CIT Group Inc. reported net income of $184 million for the second quarter of 2013, compared to a net loss of $73 million for the second quarter of 2012. Net income for the six month period ended June 30, 2013 was $346 million, compared to a net loss of $500 million. Prior year results include significant debt redemption charges.
“Our financial results this quarter demonstrate the progress we have made in building our franchise and meeting our profitability targets,” said John Thain, Chairman and Chief Executive Officer. “We grew CIT Bank assets and deposits and advanced our expense reduction initiatives as we continued to provide financing to our small business, middle market and transportation clients. The termination of the Written Agreement and our announced share repurchase plan were important milestones that enhance our ability to create value for our shareholders.”
Second quarter results reflect growth in earning assets, lower funding costs, and continued strong portfolio performance. In addition to the absence of significant debt redemption charges in the current quarter, the improvement in net income from the year-ago quarter reflected lower funding costs and asset growth, partially offset by reduced gains on asset sales and lower net FSA accretion.
Selected Segment Highlights:
Corporate Finance
Pre-tax earnings for the quarter were $41 million. Excluding the impact of debt redemptions, pre-tax earnings were $43 million, down from $90 million in the year-ago quarter, as lower counterparty receivable accretion and gains on asset and investment sales more than offset lower funding costs, and up from $28 million last quarter reflecting higher capital market fees and lower credit and operating costs. Gains on asset and investment sales totaled $2 million in the current quarter, down from $15 million in the prior-year quarter and $8 million in the prior quarter.

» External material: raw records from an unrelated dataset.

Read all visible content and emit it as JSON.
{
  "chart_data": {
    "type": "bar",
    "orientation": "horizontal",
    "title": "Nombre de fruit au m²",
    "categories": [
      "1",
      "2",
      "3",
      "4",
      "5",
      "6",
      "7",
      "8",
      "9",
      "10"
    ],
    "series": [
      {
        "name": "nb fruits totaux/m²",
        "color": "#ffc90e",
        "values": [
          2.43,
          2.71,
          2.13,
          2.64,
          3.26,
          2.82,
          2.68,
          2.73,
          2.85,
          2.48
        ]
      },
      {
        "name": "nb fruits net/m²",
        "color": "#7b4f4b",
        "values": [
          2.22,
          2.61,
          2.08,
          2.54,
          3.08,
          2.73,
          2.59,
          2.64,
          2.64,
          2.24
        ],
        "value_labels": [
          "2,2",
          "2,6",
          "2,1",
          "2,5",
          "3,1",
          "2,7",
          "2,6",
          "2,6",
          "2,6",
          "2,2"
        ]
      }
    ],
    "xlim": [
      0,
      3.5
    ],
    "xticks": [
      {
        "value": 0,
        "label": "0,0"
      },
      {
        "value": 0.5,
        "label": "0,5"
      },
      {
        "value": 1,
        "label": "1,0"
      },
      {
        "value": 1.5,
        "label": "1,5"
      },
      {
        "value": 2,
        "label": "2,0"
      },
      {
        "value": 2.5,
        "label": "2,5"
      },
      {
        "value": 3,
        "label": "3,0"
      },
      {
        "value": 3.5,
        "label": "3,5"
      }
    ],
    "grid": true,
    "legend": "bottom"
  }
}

Financing and leasing assets grew to $9.4 billion, up $0.2 billion from March 31, 2013 and $1.7 billion from June 30, 2012, reflecting a portfolio purchased during the first quarter of 2013. New funded loan volume totaled $1.3 billion, up from $969 million in the year-ago quarter and $960 million in the prior quarter.
Credit performance remained strong. Non-accrual loans declined to $173 million (1.95% of finance receivables) from $316 million (4.18%) a year ago and $185 million (2.03%) at March 31, 2013. Net charge-offs were $22 million (0.97%) of average finance receivables and were nearly all attributable to loans transferred to held for sale; absent these transfers, net charge-offs approximated 0.08% of average finance receivables.
Trade Finance
Pre-tax earnings for the quarter were $13 million. Excluding the impact of debt redemptions, pre-tax earnings were $14 million, compared to $12 million in the year-ago quarter, and $10 million in the prior quarter. Factoring volume was $6 billion, up 1% from the year-ago quarter, and down 6% sequentially due in part to seasonality. Factoring commissions of $29 million were essentially flat with both the year-ago and prior quarters.
Credit metrics remained favorable. Non-accrual balances of $3 million declined significantly from $48 million a year ago and modestly from March 31, 2013, primarily due to accounts returning to accrual status and reductions in exposures. There was a modest net recovery in each of the current and prior quarters, compared to a small net charge-off in the year-ago quarter.